Differential signals, on the other hand, are transmitted on two conductors which carry inverted copies of the signal waveform and the value of the signal is the difference between the waveforms on the respective conductors. Noise typically effects both conductors equally and this common mode noise or signal is cancelled when the value of the signal is determined from the difference between the waveforms. In addition, the two waveforms are mutual references enabling greater certainty in determining the transition from one value to the other in binary devices and enabling a faster transition between binary values with a reduced voltage swing for the signal. Differential signaling enables a reduction in signal power, an increase in data rate and greater immunity from noise from sources such as power supplies, adjacent circuitry and external sources.

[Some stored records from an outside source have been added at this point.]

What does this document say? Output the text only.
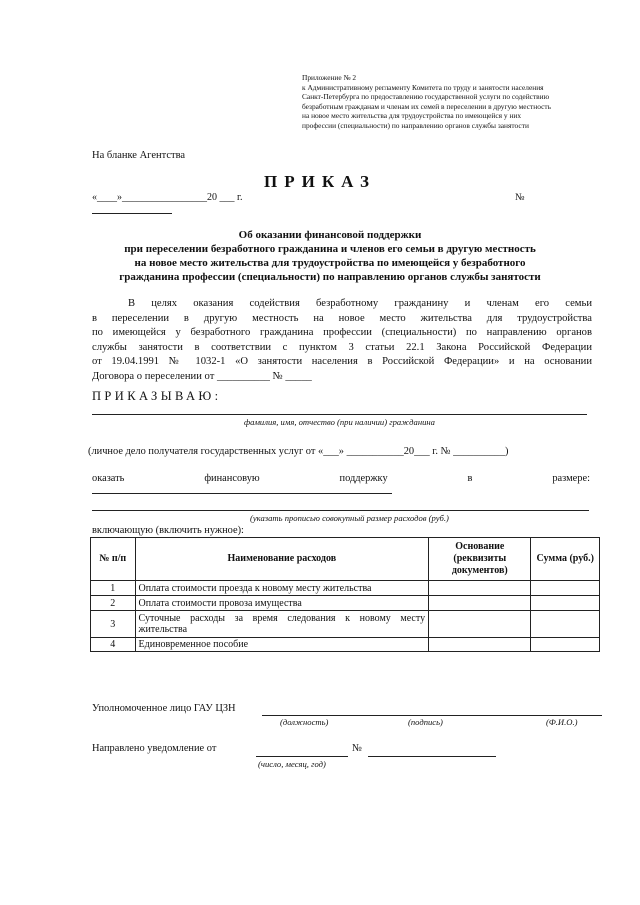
Приложение № 2
к Административному регламенту Комитета по труду и занятости населения
Санкт-Петербурга по предоставлению государственной услуги по содействию
безработным гражданам и членам их семей в переселении в другую местность
на новое место жительства для трудоустройства по имеющейся у них
профессии (специальности) по направлению органов службы занятости
На бланке Агентства
ПРИКАЗ
«____»_________________20 ___ г.	№
Об оказании финансовой поддержки
при переселении безработного гражданина и членов его семьи в другую местность
на новое место жительства для трудоустройства по имеющейся у безработного
гражданина профессии (специальности) по направлению органов службы занятости
В целях оказания содействия безработному гражданину и членам его семьи
в переселении в другую местность на новое место жительства для трудоустройства
по имеющейся у безработного гражданина профессии (специальности) по направлению органов
службы занятости в соответствии с пунктом 3 статьи 22.1 Закона Российской Федерации
от 19.04.1991 № 1032-1 «О занятости населения в Российской Федерации» и на основании
Договора о переселении от __________ № _____
ПРИКАЗЫВАЮ:
фамилия, имя, отчество (при наличии) гражданина
(личное дело получателя государственных услуг от «___» ___________20___ г. № __________)
оказать	финансовую	поддержку	в	размере:
(указать прописью совокупный размер расходов (руб.)
включающую (включить нужное):
№ п/п	Наименование расходов	Основание (реквизиты документов)	Сумма (руб.)
1	Оплата стоимости проезда к новому месту жительства		
2	Оплата стоимости провоза имущества		
3	Суточные расходы за время следования к новому месту жительства		
4	Единовременное пособие		
Уполномоченное лицо ГАУ ЦЗН
(должность)	(подпись)	(Ф.И.О.)
Направлено уведомление от	№
(число, месяц, год)
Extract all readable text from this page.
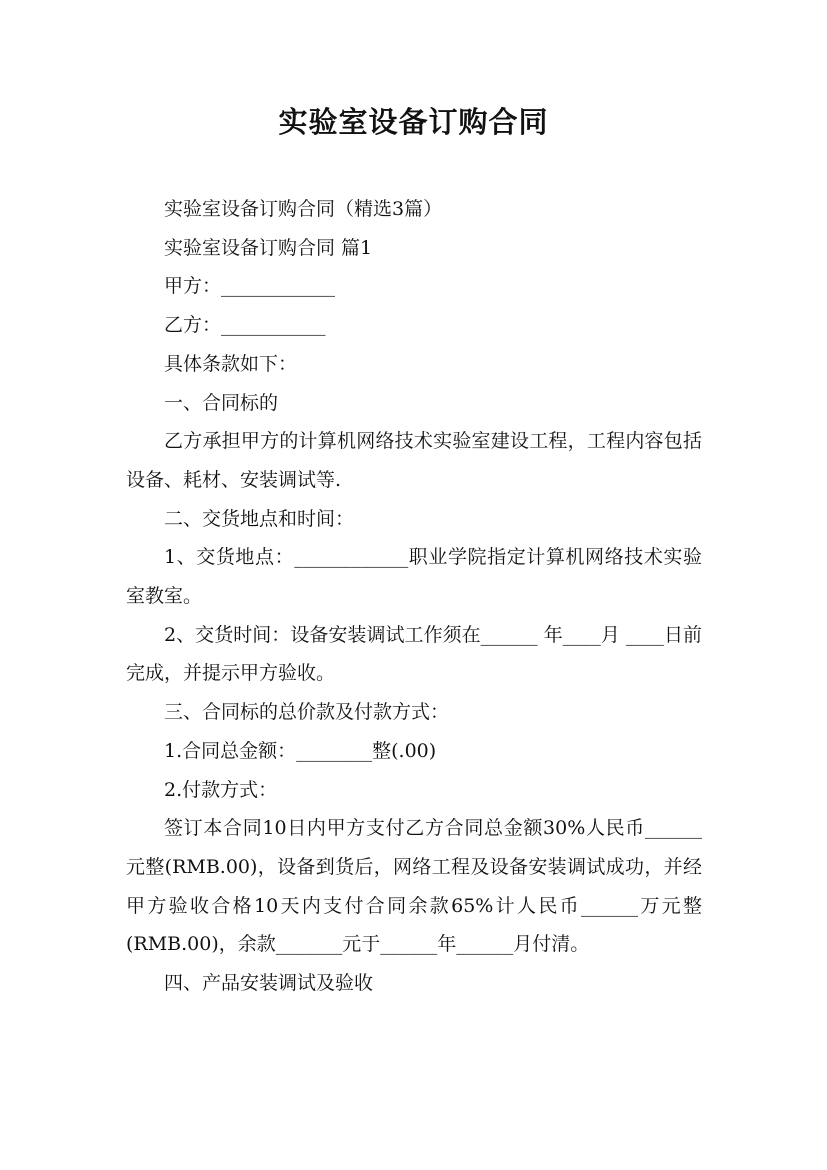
实验室设备订购合同

实验室设备订购合同（精选3篇）

实验室设备订购合同 篇1

甲方：____________

乙方：___________

具体条款如下：

一、合同标的

乙方承担甲方的计算机网络技术实验室建设工程，工程内容包括设备、耗材、安装调试等.

二、交货地点和时间：

1、交货地点：____________职业学院指定计算机网络技术实验室教室。

2、交货时间：设备安装调试工作须在______ 年____月 ____日前完成，并提示甲方验收。

三、合同标的总价款及付款方式：

1.合同总金额：________整(.00)

2.付款方式：

签订本合同10日内甲方支付乙方合同总金额30%人民币______元整(RMB.00)，设备到货后，网络工程及设备安装调试成功，并经甲方验收合格10天内支付合同余款65%计人民币______万元整(RMB.00)，余款_______元于______年______月付清。

四、产品安装调试及验收
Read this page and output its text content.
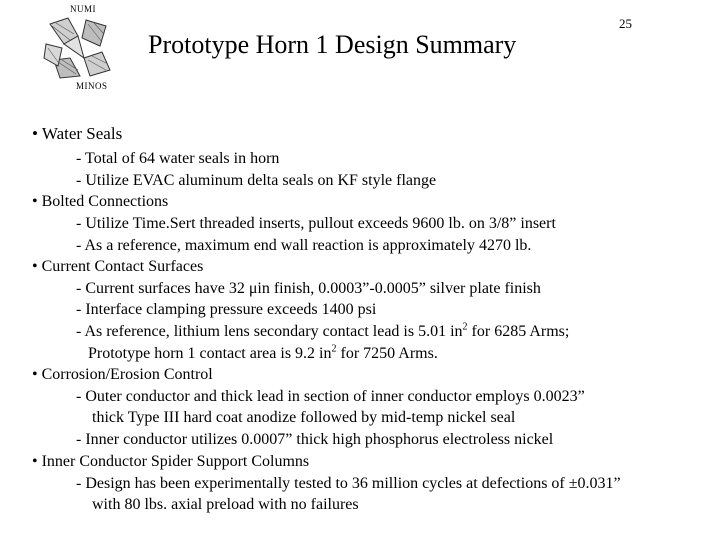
NUMI
MINOS
Prototype Horn 1 Design Summary
25
• Water Seals
- Total of 64 water seals in horn
- Utilize EVAC aluminum delta seals on KF style flange
• Bolted Connections
- Utilize Time.Sert threaded inserts, pullout exceeds 9600 lb. on 3/8” insert
- As a reference, maximum end wall reaction is approximately 4270 lb.
• Current Contact Surfaces
- Current surfaces have 32 μin finish, 0.0003”-0.0005” silver plate finish
- Interface clamping pressure exceeds 1400 psi
- As reference, lithium lens secondary contact lead is 5.01 $in^2$ for 6285 Arms;
Prototype horn 1 contact area is 9.2 $in^2$ for 7250 Arms.
• Corrosion/Erosion Control
- Outer conductor and thick lead in section of inner conductor employs 0.0023”
thick Type III hard coat anodize followed by mid-temp nickel seal
- Inner conductor utilizes 0.0007” thick high phosphorus electroless nickel
• Inner Conductor Spider Support Columns
- Design has been experimentally tested to 36 million cycles at defections of ±0.031”
with 80 lbs. axial preload with no failures
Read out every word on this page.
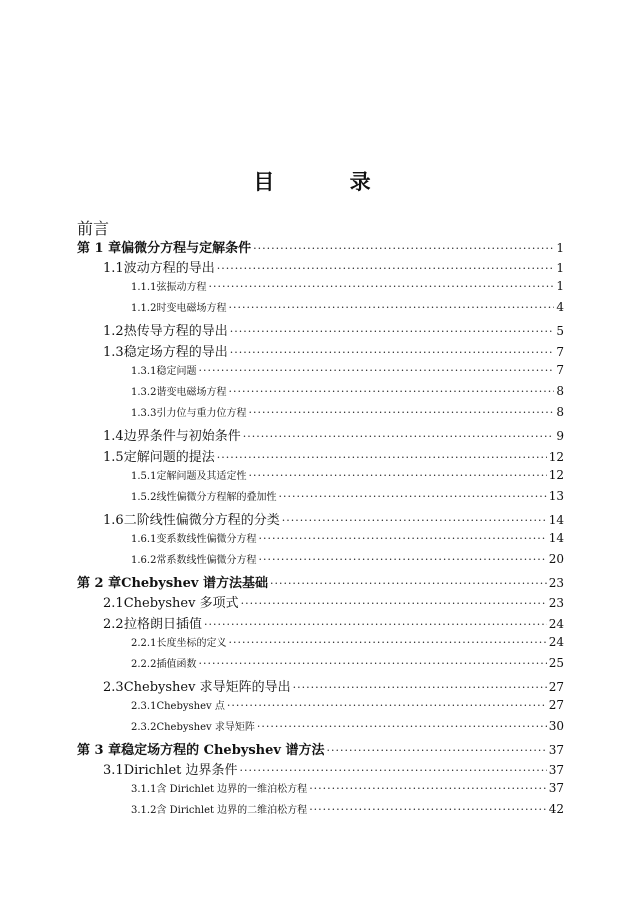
目 录
前言
第 1 章 偏微分方程与定解条件 ·····	1
1.1 波动方程的导出 ·····	1
1.1.1 弦振动方程 ·····	1
1.1.2 时变电磁场方程 ·····	4
1.2 热传导方程的导出 ·····	5
1.3 稳定场方程的导出 ·····	7
1.3.1 稳定问题 ·····	7
1.3.2 谐变电磁场方程 ·····	8
1.3.3 引力位与重力位方程 ·····	8
1.4 边界条件与初始条件 ·····	9
1.5 定解问题的提法 ·····	12
1.5.1 定解问题及其适定性 ·····	12
1.5.2 线性偏微分方程解的叠加性 ·····	13
1.6 二阶线性偏微分方程的分类 ·····	14
1.6.1 变系数线性偏微分方程 ·····	14
1.6.2 常系数线性偏微分方程 ·····	20
第 2 章 Chebyshev 谱方法基础 ·····	23
2.1 Chebyshev 多项式 ·····	23
2.2 拉格朗日插值 ·····	24
2.2.1 长度坐标的定义 ·····	24
2.2.2 插值函数 ·····	25
2.3 Chebyshev 求导矩阵的导出 ·····	27
2.3.1 Chebyshev 点 ·····	27
2.3.2 Chebyshev 求导矩阵 ·····	30
第 3 章 稳定场方程的 Chebyshev 谱方法 ·····	37
3.1 Dirichlet 边界条件 ·····	37
3.1.1 含 Dirichlet 边界的一维泊松方程 ·····	37
3.1.2 含 Dirichlet 边界的二维泊松方程 ·····	42
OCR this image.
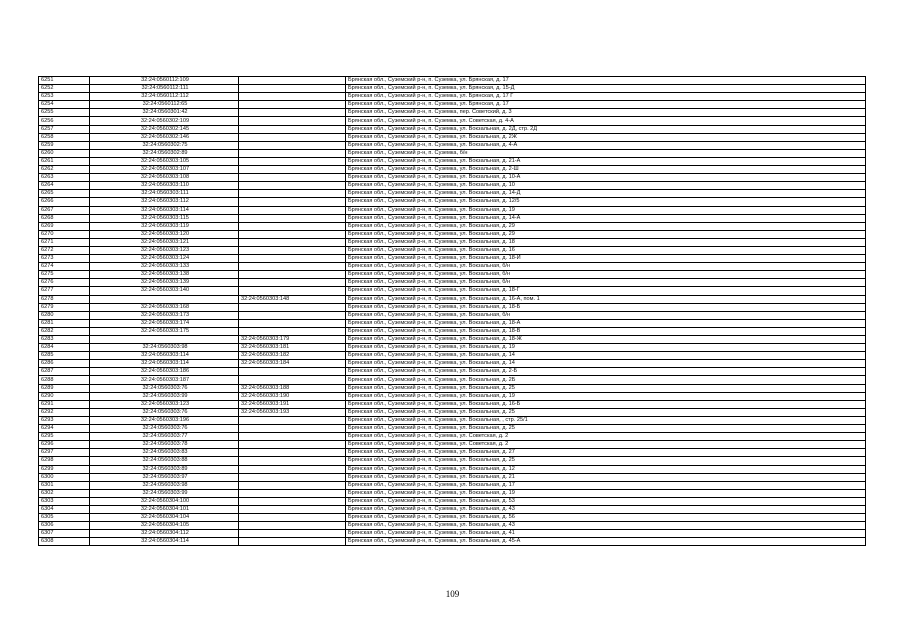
6251	32:24:0560112:109		Брянская обл., Суземский р-н, п. Суземка, ул. Брянская, д. 17
6252	32:24:0560112:111		Брянская обл., Суземский р-н, п. Суземка, ул. Брянская, д. 15-Д
6253	32:24:0560112:112		Брянская обл., Суземский р-н, п. Суземка, ул. Брянская, д. 17 Г
6254	32:24:0560112:65		Брянская обл., Суземский р-н, п. Суземка, ул. Брянская, д. 17
6255	32:24:0560301:42		Брянская обл., Суземский р-н, п. Суземка, пер. Советский, д. 3
6256	32:24:0560302:109		Брянская обл., Суземский р-н, п. Суземка, ул. Советская, д. 4-А
6257	32:24:0560302:145		Брянская обл., Суземский р-н, п. Суземка, ул. Вокзальная, д. 2Д, стр. 2Д
6258	32:24:0560302:146		Брянская обл., Суземский р-н, п. Суземка, ул. Вокзальная, д. 2Ж
6259	32:24:0560302:75		Брянская обл., Суземский р-н, п. Суземка, ул. Вокзальная, д. 4-А
6260	32:24:0560302:89		Брянская обл., Суземский р-н, п. Суземка, б/н
6261	32:24:0560303:105		Брянская обл., Суземский р-н, п. Суземка, ул. Вокзальная, д. 21-А
6262	32:24:0560303:107		Брянская обл., Суземский р-н, п. Суземка, ул. Вокзальная, д. 2-Ш
6263	32:24:0560303:108		Брянская обл., Суземский р-н, п. Суземка, ул. Вокзальная, д. 10-А
6264	32:24:0560303:110		Брянская обл., Суземский р-н, п. Суземка, ул. Вокзальная, д. 10
6265	32:24:0560303:111		Брянская обл., Суземский р-н, п. Суземка, ул. Вокзальная, д. 14-Д
6266	32:24:0560303:112		Брянская обл., Суземский р-н, п. Суземка, ул. Вокзальная, д. 12/5
6267	32:24:0560303:114		Брянская обл., Суземский р-н, п. Суземка, ул. Вокзальная, д. 19
6268	32:24:0560303:115		Брянская обл., Суземский р-н, п. Суземка, ул. Вокзальная, д. 14-А
6269	32:24:0560303:119		Брянская обл., Суземский р-н, п. Суземка, ул. Вокзальная, д. 29
6270	32:24:0560303:120		Брянская обл., Суземский р-н, п. Суземка, ул. Вокзальная, д. 29
6271	32:24:0560303:121		Брянская обл., Суземский р-н, п. Суземка, ул. Вокзальная, д. 18
6272	32:24:0560303:123		Брянская обл., Суземский р-н, п. Суземка, ул. Вокзальная, д. 16
6273	32:24:0560303:124		Брянская обл., Суземский р-н, п. Суземка, ул. Вокзальная, д. 18-И
6274	32:24:0560303:133		Брянская обл., Суземский р-н, п. Суземка, ул. Вокзальная, б/н
6275	32:24:0560303:138		Брянская обл., Суземский р-н, п. Суземка, ул. Вокзальная, б/н
6276	32:24:0560303:139		Брянская обл., Суземский р-н, п. Суземка, ул. Вокзальная, б/н
6277	32:24:0560303:140		Брянская обл., Суземский р-н, п. Суземка, ул. Вокзальная, д. 18-Г
6278		32:24:0560303:148	Брянская обл., Суземский р-н, п. Суземка, ул. Вокзальная, д. 16-А, пом. 1
6279	32:24:0560303:168		Брянская обл., Суземский р-н, п. Суземка, ул. Вокзальная, д. 18-Б
6280	32:24:0560303:173		Брянская обл., Суземский р-н, п. Суземка, ул. Вокзальная, б/н
6281	32:24:0560303:174		Брянская обл., Суземский р-н, п. Суземка, ул. Вокзальная, д. 18-А
6282	32:24:0560303:175		Брянская обл., Суземский р-н, п. Суземка, ул. Вокзальная, д. 18-В
6283		32:24:0560303:179	Брянская обл., Суземский р-н, п. Суземка, ул. Вокзальная, д. 18-Ж
6284	32:24:0560303:98	32:24:0560303:181	Брянская обл., Суземский р-н, п. Суземка, ул. Вокзальная, д. 19
6285	32:24:0560303:114	32:24:0560303:182	Брянская обл., Суземский р-н, п. Суземка, ул. Вокзальная, д. 14
6286	32:24:0560303:114	32:24:0560303:184	Брянская обл., Суземский р-н, п. Суземка, ул. Вокзальная, д. 14
6287	32:24:0560303:186		Брянская обл., Суземский р-н, п. Суземка, ул. Вокзальная, д. 2-Б
6288	32:24:0560303:187		Брянская обл., Суземский р-н, п. Суземка, ул. Вокзальная, д. 2Б
6289	32:24:0560303:76	32:24:0560303:188	Брянская обл., Суземский р-н, п. Суземка, ул. Вокзальная, д. 25
6290	32:24:0560303:99	32:24:0560303:190	Брянская обл., Суземский р-н, п. Суземка, ул. Вокзальная, д. 19
6291	32:24:0560303:123	32:24:0560303:191	Брянская обл., Суземский р-н, п. Суземка, ул. Вокзальная, д. 16-Б
6292	32:24:0560303:76	32:24:0560303:193	Брянская обл., Суземский р-н, п. Суземка, ул. Вокзальная, д. 25
6293	32:24:0560303:196		Брянская обл., Суземский р-н, п. Суземка, ул. Вокзальная, , стр. 25/1
6294	32:24:0560303:76		Брянская обл., Суземский р-н, п. Суземка, ул. Вокзальная, д. 25
6295	32:24:0560303:77		Брянская обл., Суземский р-н, п. Суземка, ул. Советская, д. 2
6296	32:24:0560303:78		Брянская обл., Суземский р-н, п. Суземка, ул. Советская, д. 2
6297	32:24:0560303:83		Брянская обл., Суземский р-н, п. Суземка, ул. Вокзальная, д. 27
6298	32:24:0560303:88		Брянская обл., Суземский р-н, п. Суземка, ул. Вокзальная, д. 25
6299	32:24:0560303:89		Брянская обл., Суземский р-н, п. Суземка, ул. Вокзальная, д. 12
6300	32:24:0560303:97		Брянская обл., Суземский р-н, п. Суземка, ул. Вокзальная, д. 21
6301	32:24:0560303:98		Брянская обл., Суземский р-н, п. Суземка, ул. Вокзальная, д. 17
6302	32:24:0560303:99		Брянская обл., Суземский р-н, п. Суземка, ул. Вокзальная, д. 19
6303	32:24:0560304:100		Брянская обл., Суземский р-н, п. Суземка, ул. Вокзальная, д. 53
6304	32:24:0560304:101		Брянская обл., Суземский р-н, п. Суземка, ул. Вокзальная, д. 43
6305	32:24:0560304:104		Брянская обл., Суземский р-н, п. Суземка, ул. Вокзальная, д. 56
6306	32:24:0560304:105		Брянская обл., Суземский р-н, п. Суземка, ул. Вокзальная, д. 43
6307	32:24:0560304:112		Брянская обл., Суземский р-н, п. Суземка, ул. Вокзальная, д. 41
6308	32:24:0560304:114		Брянская обл., Суземский р-н, п. Суземка, ул. Вокзальная, д. 45-А
109
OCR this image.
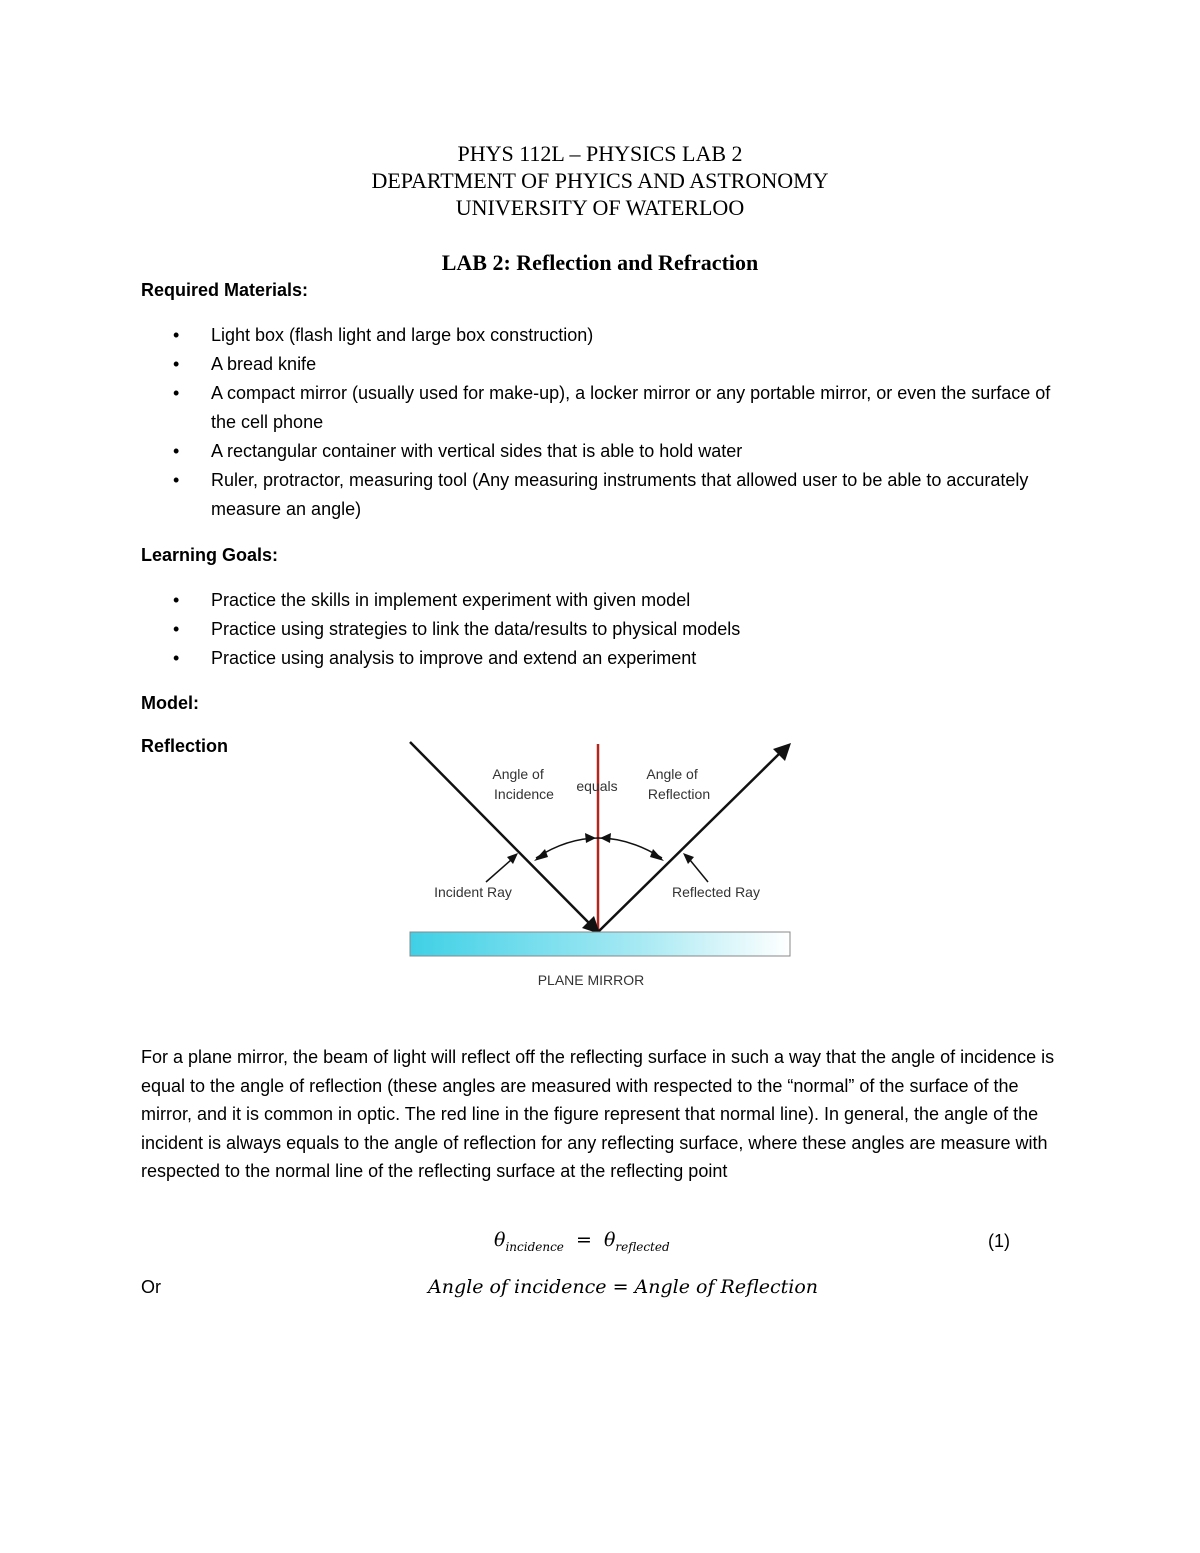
PHYS 112L – PHYSICS LAB 2
DEPARTMENT OF PHYICS AND ASTRONOMY
UNIVERSITY OF WATERLOO
LAB 2: Reflection and Refraction
Required Materials:
• Light box (flash light and large box construction)
• A bread knife
• A compact mirror (usually used for make-up), a locker mirror or any portable mirror, or even the surface of the cell phone
• A rectangular container with vertical sides that is able to hold water
• Ruler, protractor, measuring tool (Any measuring instruments that allowed user to be able to accurately measure an angle)
Learning Goals:
• Practice the skills in implement experiment with given model
• Practice using strategies to link the data/results to physical models
• Practice using analysis to improve and extend an experiment
Model:
Reflection
Angle of Incidence equals
Angle of Reflection
Incident Ray	Reflected Ray
PLANE MIRROR
For a plane mirror, the beam of light will reflect off the reflecting surface in such a way that the angle of incidence is equal to the angle of reflection (these angles are measured with respected to the “normal” of the surface of the mirror, and it is common in optic. The red line in the figure represent that normal line). In general, the angle of the incident is always equals to the angle of reflection for any reflecting surface, where these angles are measure with respected to the normal line of the reflecting surface at the reflecting point
$\theta_{incidence} = \theta_{reflected}$	(1)
Or	Angle of incidence = Angle of Reflection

Test structures comprising differential gain cells require five connections to the test instrumentation. The two components of the differential input signal or a common mode signal is transmitted by the network analyzer to two of the probe pads of the test structure and the two components of the differential output signal are transmitted from two other probe pads of the test structure to the network analyzer. At least one additional probe pad of the test structure enables biasing of the transistors of the differential gain cell. Test structures for differential signal probing are, typically, interconnected to the network analyzer with two probes and, correspondingly, calibration structures for differential signal probes provide for simultaneous contact by the tips of two probes. However, a test structure and probe comprising a linear array of probe pads and probe tips permits a differential test structure to be fabricated in a saw street between dies increasing the surface area of the substrate available for the fabrication of marketable ICs.
What is desired are calibration structures for calibrating a differential signal probe having a linear array of contact tips.